Avec Double 30 (Azo-cobalt), daté de 1975, Claude Tousignant signe ici un des classiques de son répertoire : le diptyque circulaire. En effet, cette œuvre emblématique s’inscrit dans une série de tondos et de tableaux-formes qui ont valu à l’artiste une renommée internationale. Les Gongs, les Transformateurs chromatiques et les Accélérateurs chromatiques ouvrent ainsi la voie aux éléments doubles qui apparaissent en 1970 et qui s’achèvent en 1980. Cette année-là, une exposition individuelle au Musée d’art contemporain de Montréal est entièrement consacrée aux diptyques.
Une vibrante structure sérielle domine les cibles à bandes concentriques de couleurs tantôt saturées, tantôt fluorescentes, qui invitent le spectateur à une expérience optique rafraîchissante, et ce, près de 50 ans après leur réalisation. En réduisant le nombre de bandes, puis en les élargissant, l’artiste cherche d’abord à intensifier la présence des champs chromatiques. Grâce à la réversibilité des couleurs aux contrastes optimaux, ainsi qu’à leur position hiérarchique dans la cible, un solide lien de parenté se crée entre les deux éléments rendus indissociables.

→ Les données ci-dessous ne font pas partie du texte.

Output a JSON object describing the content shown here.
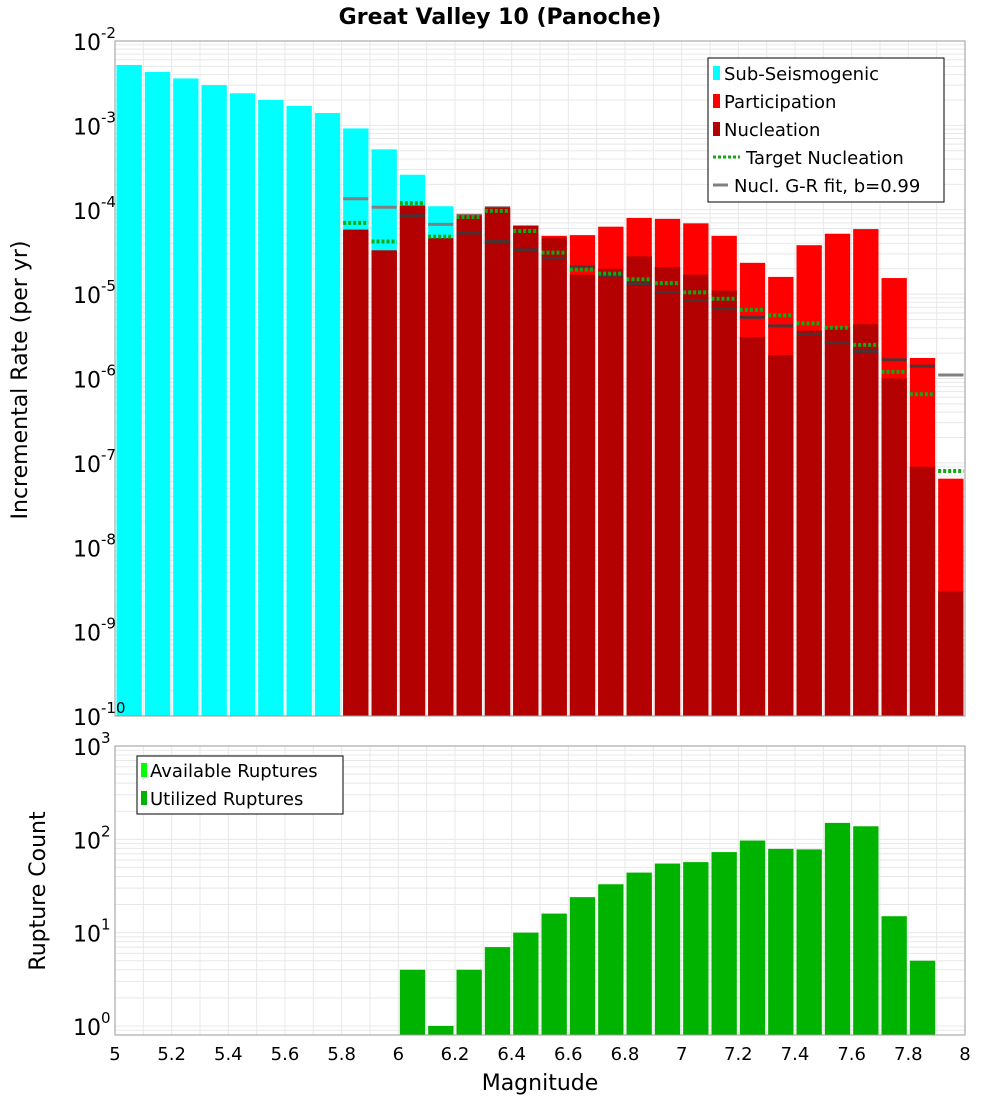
{
  "title": "Great Valley 10 (Panoche)",
  "colors": {
    "sub_seismogenic": "#00ffff",
    "participation": "#ff0000",
    "nucleation": "#b30000",
    "target_nucleation": "#11aa11",
    "gr_fit": "#808080",
    "available": "#00ff00",
    "utilized": "#00b300",
    "grid": "#e8e8e8"
  },
  "chart_data": [
    {
      "type": "bar",
      "scale": "log",
      "ylabel": "Incremental Rate (per yr)",
      "xlim": [
        5,
        8
      ],
      "ylim": [
        1e-10,
        0.01
      ],
      "bin_width": 0.1,
      "grid": true,
      "legend_position": "top-right",
      "legend": [
        "Sub-Seismogenic",
        "Participation",
        "Nucleation",
        "Target Nucleation",
        "Nucl. G-R fit, b=0.99"
      ],
      "ytick_exponents": [
        -10,
        -9,
        -8,
        -7,
        -6,
        -5,
        -4,
        -3,
        -2
      ],
      "sub_seismogenic": {
        "name": "Sub-Seismogenic",
        "x": [
          5.05,
          5.15,
          5.25,
          5.35,
          5.45,
          5.55,
          5.65,
          5.75,
          5.85,
          5.95,
          6.05,
          6.15,
          6.25,
          6.35
        ],
        "values": [
          0.0052,
          0.0043,
          0.0036,
          0.003,
          0.0024,
          0.002,
          0.0017,
          0.0014,
          0.00092,
          0.00052,
          0.00026,
          0.00011,
          9e-05,
          0.00011
        ]
      },
      "participation": {
        "name": "Participation",
        "x": [
          5.85,
          5.95,
          6.05,
          6.15,
          6.25,
          6.35,
          6.45,
          6.55,
          6.65,
          6.75,
          6.85,
          6.95,
          7.05,
          7.15,
          7.25,
          7.35,
          7.45,
          7.55,
          7.65,
          7.75,
          7.85,
          7.95
        ],
        "values": [
          5.8e-05,
          3.3e-05,
          0.000112,
          4.6e-05,
          8.8e-05,
          0.000109,
          6.5e-05,
          4.9e-05,
          5e-05,
          6.3e-05,
          8e-05,
          7.8e-05,
          6.9e-05,
          4.9e-05,
          2.35e-05,
          1.6e-05,
          3.8e-05,
          5.2e-05,
          5.9e-05,
          1.55e-05,
          1.75e-06,
          6.5e-08
        ]
      },
      "nucleation": {
        "name": "Nucleation",
        "x": [
          5.85,
          5.95,
          6.05,
          6.15,
          6.25,
          6.35,
          6.45,
          6.55,
          6.65,
          6.75,
          6.85,
          6.95,
          7.05,
          7.15,
          7.25,
          7.35,
          7.45,
          7.55,
          7.65,
          7.75,
          7.85,
          7.95
        ],
        "values": [
          5.8e-05,
          3.3e-05,
          0.000112,
          4.6e-05,
          8.5e-05,
          0.000105,
          6.5e-05,
          4.6e-05,
          1.7e-05,
          2e-05,
          2.8e-05,
          2.1e-05,
          1.7e-05,
          1.1e-05,
          3.1e-06,
          1.9e-06,
          3.7e-06,
          4e-06,
          4.4e-06,
          1e-06,
          9e-08,
          3e-09
        ]
      },
      "target_nucleation": {
        "name": "Target Nucleation",
        "x": [
          5.85,
          5.95,
          6.05,
          6.15,
          6.25,
          6.35,
          6.45,
          6.55,
          6.65,
          6.75,
          6.85,
          6.95,
          7.05,
          7.15,
          7.25,
          7.35,
          7.45,
          7.55,
          7.65,
          7.75,
          7.85,
          7.95
        ],
        "values": [
          7e-05,
          4.2e-05,
          0.00012,
          4.8e-05,
          8.2e-05,
          9.7e-05,
          5.6e-05,
          3.1e-05,
          1.95e-05,
          1.75e-05,
          1.5e-05,
          1.35e-05,
          1.05e-05,
          8.8e-06,
          6.5e-06,
          5.6e-06,
          4.5e-06,
          4e-06,
          2.5e-06,
          1.2e-06,
          6.5e-07,
          8e-08
        ]
      },
      "gr_fit": {
        "name": "Nucl. G-R fit, b=0.99",
        "x": [
          5.85,
          5.95,
          6.05,
          6.15,
          6.25,
          6.35,
          6.45,
          6.55,
          6.65,
          6.75,
          6.85,
          6.95,
          7.05,
          7.15,
          7.25,
          7.35,
          7.45,
          7.55,
          7.65,
          7.75,
          7.85,
          7.95
        ],
        "values": [
          0.000135,
          0.000107,
          8.5e-05,
          6.7e-05,
          5.3e-05,
          4.2e-05,
          3.35e-05,
          2.65e-05,
          2.1e-05,
          1.67e-05,
          1.33e-05,
          1.05e-05,
          8.4e-06,
          6.7e-06,
          5.3e-06,
          4.2e-06,
          3.35e-06,
          2.65e-06,
          2.1e-06,
          1.67e-06,
          1.4e-06,
          1.1e-06
        ]
      }
    },
    {
      "type": "bar",
      "scale": "log",
      "xlabel": "Magnitude",
      "ylabel": "Rupture Count",
      "xlim": [
        5,
        8
      ],
      "ylim": [
        0.8,
        1000
      ],
      "bin_width": 0.1,
      "grid": true,
      "legend_position": "top-left",
      "legend": [
        "Available Ruptures",
        "Utilized Ruptures"
      ],
      "ytick_exponents": [
        0,
        1,
        2,
        3
      ],
      "xticks": [
        "5",
        "5.2",
        "5.4",
        "5.6",
        "5.8",
        "6",
        "6.2",
        "6.4",
        "6.6",
        "6.8",
        "7",
        "7.2",
        "7.4",
        "7.6",
        "7.8",
        "8"
      ],
      "series": [
        {
          "name": "Utilized Ruptures",
          "x": [
            6.05,
            6.15,
            6.25,
            6.35,
            6.45,
            6.55,
            6.65,
            6.75,
            6.85,
            6.95,
            7.05,
            7.15,
            7.25,
            7.35,
            7.45,
            7.55,
            7.65,
            7.75,
            7.85
          ],
          "values": [
            4,
            1,
            4,
            7,
            10,
            16,
            24,
            33,
            44,
            55,
            57,
            73,
            97,
            79,
            78,
            150,
            138,
            15,
            5
          ]
        }
      ]
    }
  ]
}
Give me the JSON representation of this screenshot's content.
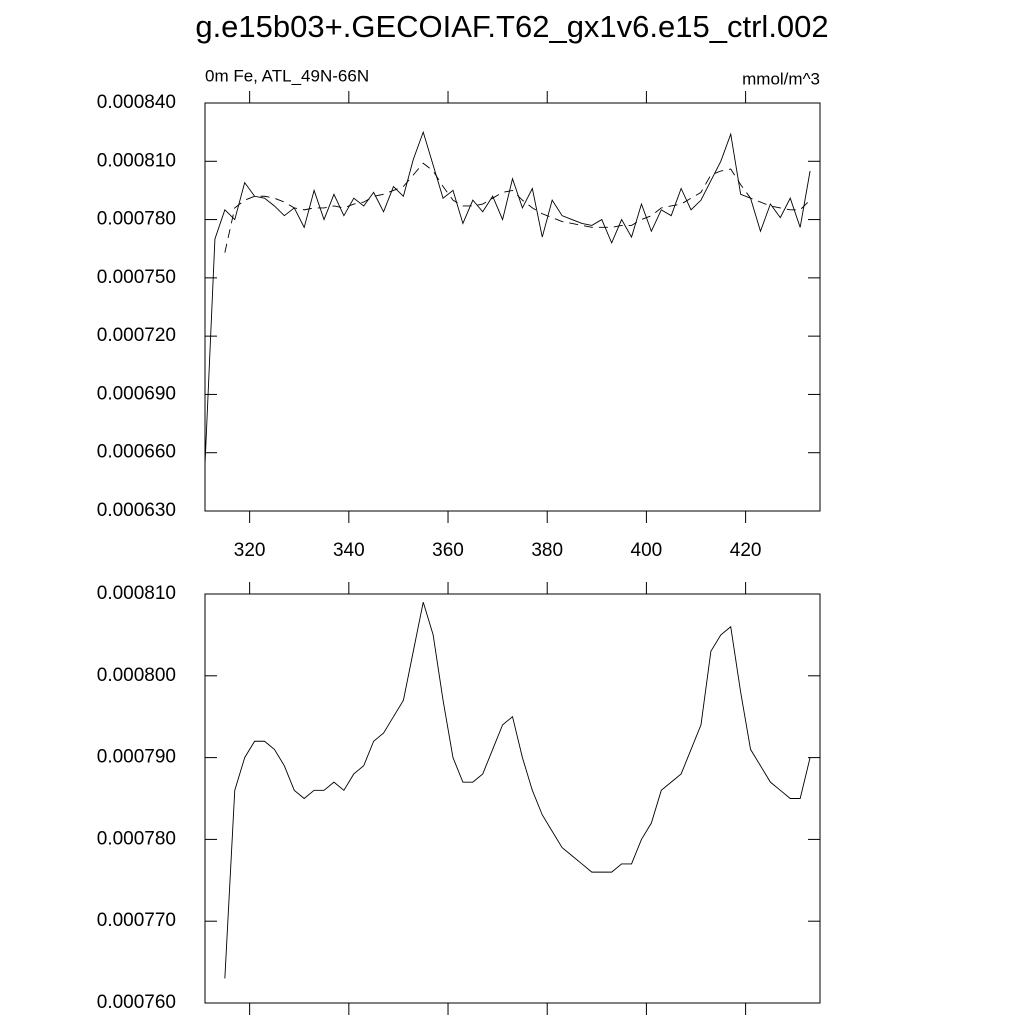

Double 30 (Azo-cobalt) comporte quatre cercles concentriques qui semblent recouverts « d’une sorte de film lumineux qui n’est que le produit de la vibration optique », fait remarquer James D. Campbell. À propos de l’effet recherché, Tousignant souhaitait « que la confrontation de ces couples de couleurs, lesquels, par leur juxtaposition, produisent pour ainsi dire une troisième couleur, établisse une suite de rapports entre ces troisièmes couleurs ». Campbell insiste d’ailleurs sur le rapport espace-couleur dans l’œuvre du peintre comme l’expression d’une « dimensionnalité imposante, une présence magnifiée qui peut être puissamment éloquente et qui peut attirer le spectateur dans un champ de gravitation dont il n’échappera qu’à regret ».